Underneath those transitional strides is a fashion system in flux. She said the industry is in the “messy middle” of its transformation. “I think there are pockets of hope that make us feel like we can do it. A good part of that is we all recognize we are stewards of each other and our planet. I think that’s a big deal because we are only 10 years [out] from Rana Plaza. The Patagonias, Walmarts, Textile Exchanges of the world certainly started before that, but if we think of a 100-year-old, ready-to-wear system, 50 or 60 years in its current form, and we are trying to dismantle it, redirect it, reshape it — in 10 years — I think a lot of progress has been made.”
She argued fashion has made concrete strides in deepening ESG fluency, complying with science-based corporate goals (such as the Science Based Targets Initiative), fostering collaboration through resources like Apparel Impact Institute and technology advancements.

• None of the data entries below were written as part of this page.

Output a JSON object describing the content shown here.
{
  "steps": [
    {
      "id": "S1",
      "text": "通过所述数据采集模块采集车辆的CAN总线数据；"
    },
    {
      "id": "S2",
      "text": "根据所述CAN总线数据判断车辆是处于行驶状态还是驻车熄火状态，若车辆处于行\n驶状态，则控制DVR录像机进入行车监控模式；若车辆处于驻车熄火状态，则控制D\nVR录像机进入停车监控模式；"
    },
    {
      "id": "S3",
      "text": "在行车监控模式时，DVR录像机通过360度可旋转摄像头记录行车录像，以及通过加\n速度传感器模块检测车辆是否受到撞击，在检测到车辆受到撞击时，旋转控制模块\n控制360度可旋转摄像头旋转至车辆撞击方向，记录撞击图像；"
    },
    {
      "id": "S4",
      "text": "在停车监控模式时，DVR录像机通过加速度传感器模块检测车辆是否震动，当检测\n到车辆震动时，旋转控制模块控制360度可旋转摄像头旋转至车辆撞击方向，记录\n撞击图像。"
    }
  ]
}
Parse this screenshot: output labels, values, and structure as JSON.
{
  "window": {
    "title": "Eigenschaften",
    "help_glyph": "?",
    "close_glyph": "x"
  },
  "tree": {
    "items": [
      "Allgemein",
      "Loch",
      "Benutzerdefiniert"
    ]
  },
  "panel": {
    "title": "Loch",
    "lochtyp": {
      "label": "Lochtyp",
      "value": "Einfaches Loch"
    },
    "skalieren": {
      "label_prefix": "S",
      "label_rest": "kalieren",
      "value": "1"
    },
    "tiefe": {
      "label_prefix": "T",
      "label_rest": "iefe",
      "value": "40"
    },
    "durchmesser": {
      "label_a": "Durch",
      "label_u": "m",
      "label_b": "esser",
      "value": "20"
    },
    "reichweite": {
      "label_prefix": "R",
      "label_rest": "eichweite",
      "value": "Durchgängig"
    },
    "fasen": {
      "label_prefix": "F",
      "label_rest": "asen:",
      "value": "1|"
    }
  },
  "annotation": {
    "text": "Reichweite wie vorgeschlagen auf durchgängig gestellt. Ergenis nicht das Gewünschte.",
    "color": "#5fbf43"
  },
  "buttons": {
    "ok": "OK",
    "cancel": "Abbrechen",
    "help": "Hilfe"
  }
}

With the foundation “well set,” she cautioned against seeing fashion as superficially motivated, offering an alternative lens for fashion that is a “multidimensional, interrelated, interconnected system of systems.” This is why Accenture’s report showcases the overlapping or collective benefits in its model, where gains in one box equate to gains in others.
Per Smyth, education is imperative and doomsday language is a roadblock in fashion. “We almost have to flip the script and get out of the language of, ‘Oh, we must do this because it’s the right thing.’ It’s the right thing for your business, and if we don’t change that and align that with the way business actually works, I think it’s scary and slows progress.”
And regulation is helping, per Smyth, in forcing sustainability progress from laggards so long as approaching timelines (echoing other industry bodies) do not set the industry up for failure in the case that companies lack confidence in their own datasets.
“The reality is let’s all remember that it’s only 10 years, that we had a two-year COVID-19 blackout, a lot of advancements have been made, the fluency is there, the new governance is there, regulations are coming on stream,” she said. “Even there, remembering again it’s a team.”